We’ve all got our opinions on what went wrong for the Boston Celtics through the first three games of the Eastern Conference Finals. It was a mixture of multiple things, but the Miami Heat’s flamethrower perimeter offense certainly gave them an edge.
Over the past three games, Miami’s three-point conversion rate has leveled out. So, as you would expect, the Heat have begun probing the paint more often, looking for ways to generate scoring opportunities either via kick-outs, drives, or stop-and-pops.
In Game 6 on Saturday night, the Celtics provided an exceptional defensive performance to guard the interior and ensure that easy shots were difficult to come by.
Impressively, we saw the Celtics' commitment to protecting the rim from the opening play of the night. Miami went into a stagger action that saw both screeners slip before making contact, allowing Gabe Vincent to curl toward the top of the perimeter before attacking in a straight-line drive.
Stunts from Marcus Smart and Jayson Tatum ensured there was ample pressure on Vincent’s dominant hand while Jaylen Brown stayed glued to his hips to make his presence felt. The result was a rushed layup that had a little too much sauce on it.
It’s here, in the lanes, where the Celtics can wreak havoc on Miami’s interior scorers. Utilizing length, speed, and defensive IQ, Boston can ensure every foray into the paint is a closely contested one, forcing the Heat into resetting their offense or taking an ill-advised shot.
As you can see from the above shot chart, the Heat struggled to impose their will, both around the rim and in the long mid-range area.
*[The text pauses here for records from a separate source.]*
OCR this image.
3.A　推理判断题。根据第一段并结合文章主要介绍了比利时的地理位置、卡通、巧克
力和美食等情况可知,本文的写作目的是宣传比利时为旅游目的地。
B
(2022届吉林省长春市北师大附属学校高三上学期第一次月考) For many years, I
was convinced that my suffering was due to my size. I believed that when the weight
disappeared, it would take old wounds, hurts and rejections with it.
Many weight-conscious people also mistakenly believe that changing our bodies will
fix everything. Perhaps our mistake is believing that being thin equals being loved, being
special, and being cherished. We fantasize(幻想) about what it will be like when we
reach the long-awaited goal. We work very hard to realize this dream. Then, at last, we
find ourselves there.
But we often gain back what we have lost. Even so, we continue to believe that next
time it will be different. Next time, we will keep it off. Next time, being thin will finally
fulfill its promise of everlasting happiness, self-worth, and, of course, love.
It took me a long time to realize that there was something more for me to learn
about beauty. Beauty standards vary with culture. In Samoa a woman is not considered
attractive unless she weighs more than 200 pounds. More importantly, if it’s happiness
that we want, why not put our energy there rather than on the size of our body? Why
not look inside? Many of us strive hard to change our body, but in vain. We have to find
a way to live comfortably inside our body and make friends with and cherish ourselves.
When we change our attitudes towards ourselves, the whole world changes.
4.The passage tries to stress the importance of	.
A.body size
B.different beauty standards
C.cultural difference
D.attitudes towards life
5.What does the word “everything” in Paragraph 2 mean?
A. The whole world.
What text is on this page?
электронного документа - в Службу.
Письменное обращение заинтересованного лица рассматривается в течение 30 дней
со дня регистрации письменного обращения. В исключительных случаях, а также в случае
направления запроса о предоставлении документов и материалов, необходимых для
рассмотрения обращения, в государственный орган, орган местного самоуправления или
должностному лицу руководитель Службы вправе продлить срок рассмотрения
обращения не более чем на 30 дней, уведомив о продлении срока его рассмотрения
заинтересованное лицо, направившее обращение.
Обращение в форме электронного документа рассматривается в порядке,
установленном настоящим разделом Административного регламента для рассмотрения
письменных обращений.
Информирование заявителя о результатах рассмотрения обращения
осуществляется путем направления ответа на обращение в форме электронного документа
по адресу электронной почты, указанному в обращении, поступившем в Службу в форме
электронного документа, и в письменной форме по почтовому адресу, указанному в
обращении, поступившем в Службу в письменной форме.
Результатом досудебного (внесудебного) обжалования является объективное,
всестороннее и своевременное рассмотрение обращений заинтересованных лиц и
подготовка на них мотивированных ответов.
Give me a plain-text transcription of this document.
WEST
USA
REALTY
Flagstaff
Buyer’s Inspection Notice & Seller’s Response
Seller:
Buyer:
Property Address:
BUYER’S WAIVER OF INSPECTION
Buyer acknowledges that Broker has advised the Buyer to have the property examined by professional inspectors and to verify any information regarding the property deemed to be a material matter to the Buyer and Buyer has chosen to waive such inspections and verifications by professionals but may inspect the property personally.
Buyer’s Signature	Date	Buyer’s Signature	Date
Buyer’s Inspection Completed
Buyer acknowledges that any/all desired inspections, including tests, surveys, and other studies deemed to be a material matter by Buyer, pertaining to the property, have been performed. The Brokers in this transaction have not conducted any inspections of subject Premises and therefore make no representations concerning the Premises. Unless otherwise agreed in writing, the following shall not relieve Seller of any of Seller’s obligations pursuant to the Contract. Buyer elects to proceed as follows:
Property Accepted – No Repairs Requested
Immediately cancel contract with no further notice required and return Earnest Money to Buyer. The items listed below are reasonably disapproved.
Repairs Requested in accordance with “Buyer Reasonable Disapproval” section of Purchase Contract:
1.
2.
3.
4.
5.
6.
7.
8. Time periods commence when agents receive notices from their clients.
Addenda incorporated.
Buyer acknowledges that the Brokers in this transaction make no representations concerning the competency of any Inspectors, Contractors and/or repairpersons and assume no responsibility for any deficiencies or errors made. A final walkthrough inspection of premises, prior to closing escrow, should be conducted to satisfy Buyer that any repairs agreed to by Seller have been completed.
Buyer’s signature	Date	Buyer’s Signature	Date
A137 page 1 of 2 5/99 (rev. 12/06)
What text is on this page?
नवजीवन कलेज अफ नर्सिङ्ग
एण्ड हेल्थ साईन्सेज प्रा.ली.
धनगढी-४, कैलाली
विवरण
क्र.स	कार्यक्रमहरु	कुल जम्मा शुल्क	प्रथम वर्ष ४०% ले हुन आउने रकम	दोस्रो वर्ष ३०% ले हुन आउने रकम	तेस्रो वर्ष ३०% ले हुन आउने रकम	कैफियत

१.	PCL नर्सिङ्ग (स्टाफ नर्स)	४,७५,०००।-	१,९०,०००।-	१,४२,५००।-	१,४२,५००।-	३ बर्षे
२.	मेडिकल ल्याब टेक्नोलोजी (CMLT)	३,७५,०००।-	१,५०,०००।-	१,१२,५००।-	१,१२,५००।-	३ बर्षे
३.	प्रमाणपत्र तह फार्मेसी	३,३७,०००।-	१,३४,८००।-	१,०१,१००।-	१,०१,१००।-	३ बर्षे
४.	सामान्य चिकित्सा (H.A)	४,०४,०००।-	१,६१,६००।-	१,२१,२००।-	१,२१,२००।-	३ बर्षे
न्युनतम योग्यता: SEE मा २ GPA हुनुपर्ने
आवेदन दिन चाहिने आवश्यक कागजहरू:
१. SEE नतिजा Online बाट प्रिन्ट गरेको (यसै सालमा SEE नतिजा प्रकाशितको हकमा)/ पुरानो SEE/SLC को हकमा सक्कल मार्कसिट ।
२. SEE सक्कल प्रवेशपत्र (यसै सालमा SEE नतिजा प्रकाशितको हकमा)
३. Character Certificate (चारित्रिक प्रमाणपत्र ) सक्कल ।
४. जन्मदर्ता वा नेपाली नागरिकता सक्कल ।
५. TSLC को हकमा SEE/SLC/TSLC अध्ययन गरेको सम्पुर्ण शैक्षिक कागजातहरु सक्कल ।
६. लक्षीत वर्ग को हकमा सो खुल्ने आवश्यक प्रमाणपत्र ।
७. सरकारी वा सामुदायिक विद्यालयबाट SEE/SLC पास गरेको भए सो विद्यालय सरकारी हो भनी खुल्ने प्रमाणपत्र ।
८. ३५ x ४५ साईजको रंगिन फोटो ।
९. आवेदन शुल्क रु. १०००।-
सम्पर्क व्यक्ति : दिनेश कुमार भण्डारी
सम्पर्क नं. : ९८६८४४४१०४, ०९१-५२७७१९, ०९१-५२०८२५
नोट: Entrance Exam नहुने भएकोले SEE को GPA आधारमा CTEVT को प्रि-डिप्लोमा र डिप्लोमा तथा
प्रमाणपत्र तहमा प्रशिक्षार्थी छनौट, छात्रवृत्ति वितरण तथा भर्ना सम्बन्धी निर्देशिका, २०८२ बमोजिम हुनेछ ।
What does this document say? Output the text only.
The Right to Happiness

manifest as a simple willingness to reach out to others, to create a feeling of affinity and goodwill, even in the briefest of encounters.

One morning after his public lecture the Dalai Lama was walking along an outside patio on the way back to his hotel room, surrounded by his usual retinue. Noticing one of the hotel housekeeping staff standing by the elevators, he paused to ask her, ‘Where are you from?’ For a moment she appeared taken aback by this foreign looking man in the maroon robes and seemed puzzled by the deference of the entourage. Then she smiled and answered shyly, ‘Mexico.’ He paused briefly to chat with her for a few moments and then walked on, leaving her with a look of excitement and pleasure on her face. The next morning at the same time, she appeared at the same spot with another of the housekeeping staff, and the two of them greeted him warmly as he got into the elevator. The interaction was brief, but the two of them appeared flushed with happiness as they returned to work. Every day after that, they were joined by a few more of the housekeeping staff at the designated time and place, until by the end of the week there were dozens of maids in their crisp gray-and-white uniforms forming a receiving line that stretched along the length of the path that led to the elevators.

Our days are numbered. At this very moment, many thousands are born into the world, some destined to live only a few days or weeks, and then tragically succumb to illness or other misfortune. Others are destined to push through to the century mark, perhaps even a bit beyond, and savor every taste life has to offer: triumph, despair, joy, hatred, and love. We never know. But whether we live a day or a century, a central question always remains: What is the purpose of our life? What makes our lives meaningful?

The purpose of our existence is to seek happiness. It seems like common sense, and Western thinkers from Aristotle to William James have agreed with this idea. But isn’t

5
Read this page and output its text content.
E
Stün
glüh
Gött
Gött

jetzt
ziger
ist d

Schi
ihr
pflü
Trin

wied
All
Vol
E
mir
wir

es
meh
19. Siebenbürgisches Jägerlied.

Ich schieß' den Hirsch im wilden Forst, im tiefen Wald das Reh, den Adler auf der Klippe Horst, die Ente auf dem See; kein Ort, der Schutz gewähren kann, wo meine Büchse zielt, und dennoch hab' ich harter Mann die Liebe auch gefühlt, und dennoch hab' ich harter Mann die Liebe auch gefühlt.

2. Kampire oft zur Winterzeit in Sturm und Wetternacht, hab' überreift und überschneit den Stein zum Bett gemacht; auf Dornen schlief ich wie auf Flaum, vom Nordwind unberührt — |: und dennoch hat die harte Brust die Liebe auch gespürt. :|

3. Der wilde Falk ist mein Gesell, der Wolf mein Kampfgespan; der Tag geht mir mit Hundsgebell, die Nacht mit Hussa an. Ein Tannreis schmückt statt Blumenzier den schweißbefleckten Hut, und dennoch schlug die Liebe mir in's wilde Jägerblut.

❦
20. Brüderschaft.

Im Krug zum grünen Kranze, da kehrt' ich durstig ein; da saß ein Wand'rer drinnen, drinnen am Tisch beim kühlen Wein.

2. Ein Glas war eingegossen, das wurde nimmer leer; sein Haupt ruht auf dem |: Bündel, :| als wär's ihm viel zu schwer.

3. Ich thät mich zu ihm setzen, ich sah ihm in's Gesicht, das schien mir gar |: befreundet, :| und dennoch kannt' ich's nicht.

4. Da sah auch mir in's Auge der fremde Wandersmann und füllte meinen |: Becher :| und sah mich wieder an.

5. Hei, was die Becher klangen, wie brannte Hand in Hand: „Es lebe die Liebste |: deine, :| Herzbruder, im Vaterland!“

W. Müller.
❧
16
A significant part of Miami’s struggles come down to Boston’s attention to detail.
Rarely did the Celtics nail-help get drawn away from the play. Boston ensured their weakside defender rotated or stunted when someone was beaten off the dribble and made every effort to ensure there was a body to contest the shot if a Heat player got to the rim.
Take the above play, for example. Tatum does a good job of stepping into the lane to take away Butler’s route to the rim. Marcus Smart sinks into the corner to deter the three-point attempt. Gabe Vincent drives baseline to beat Smart’s coverage but is greeted by Derrick White, who goes straight up to challenge the shot.
Three separate offensive opportunities, all three snuffed out by Boston’s connected defense forcing tough shots and making Miami suffer the consequences. According to NBA Stats, the Celtics contested 33 of Miami’s 60 two-point attempts. Yet in truth, when we include the stunts/digs, the rear-view contests, and the pressure from a rotation defender, the Heat probably found easy looks at the rim on only 5-7 occasions.
“A lot of things weren’t going for us offensively,” Erik Spoelstra said after the game. “Credit to Boston; they jammed us up. At one point, we were in the eighties.”
Oftentimes, a surefire way to attack the Celtics' defense is in transition, yet in what was their third straight do-or-die game, Boston ensured that fast break points would be as difficult to come by as possible.
Sometimes, transition defense is just about wanting it more than the other guy. Other times, it’s about positioning, angles, and timing. When those two things converge, you can limit even the best of interior scorers, which is exactly what White did on the above possession as he sprinted back on defense before angling his body between Butler and the rim.
By taking away the easy ones, you begin to build momentum on the defensive end. One person's hustle becomes contagious, and suddenly, everyone is executing with force and purpose. Of course, it helps when you can rely on your rim protectors to make a difference, either via blocking shots or altering release points.
Notice how Caleb Martin has to deal with Al Horford protecting the rim, a weakside dig from Tatum, and some strong side pressure from Smart (before he veers off to pick up Bam Adebayo.)
The result is another smoked layup, as Horford’s presence and shot-blocking ability ensure that Martin rushes his attempt in the hope of avoiding a swat. Fortunately for Martin, the rock did hit the backboard, but the same can’t be said for Adebayo, who suffered the ignominy of being swatted away at point-blank range by the ever impressive ageless-Al Horford.
While Boston’s interior defense was certainly a difference maker in Game 6, it isn’t their first rearguard performance. Since turning the corner in Game 4, the Celtics have been making their bones on the business end of the floor. As such, we should be encouraged by the current uptick in communication, effort, and execution.
Because when Miami rolls back into Boston on Monday, they’re going to bring everything they’ve got in the bid to stop themselves from going down on the wrong side of the history books. Also, just like Boston has unfinished business, the Heat went out at this exact same point last season, which means the Celtics will need to be locked in for a full 48 minutes if they want to avoid Butler and Adebayo getting their retribution in front of a packed TD Garden.
Still, if the Celtics can keep up their current level of defense, and Tatum can have another Game 7 for the ages, we could be waking up on Tuesday to a whole new world of possibilities. I, for one, am here for it.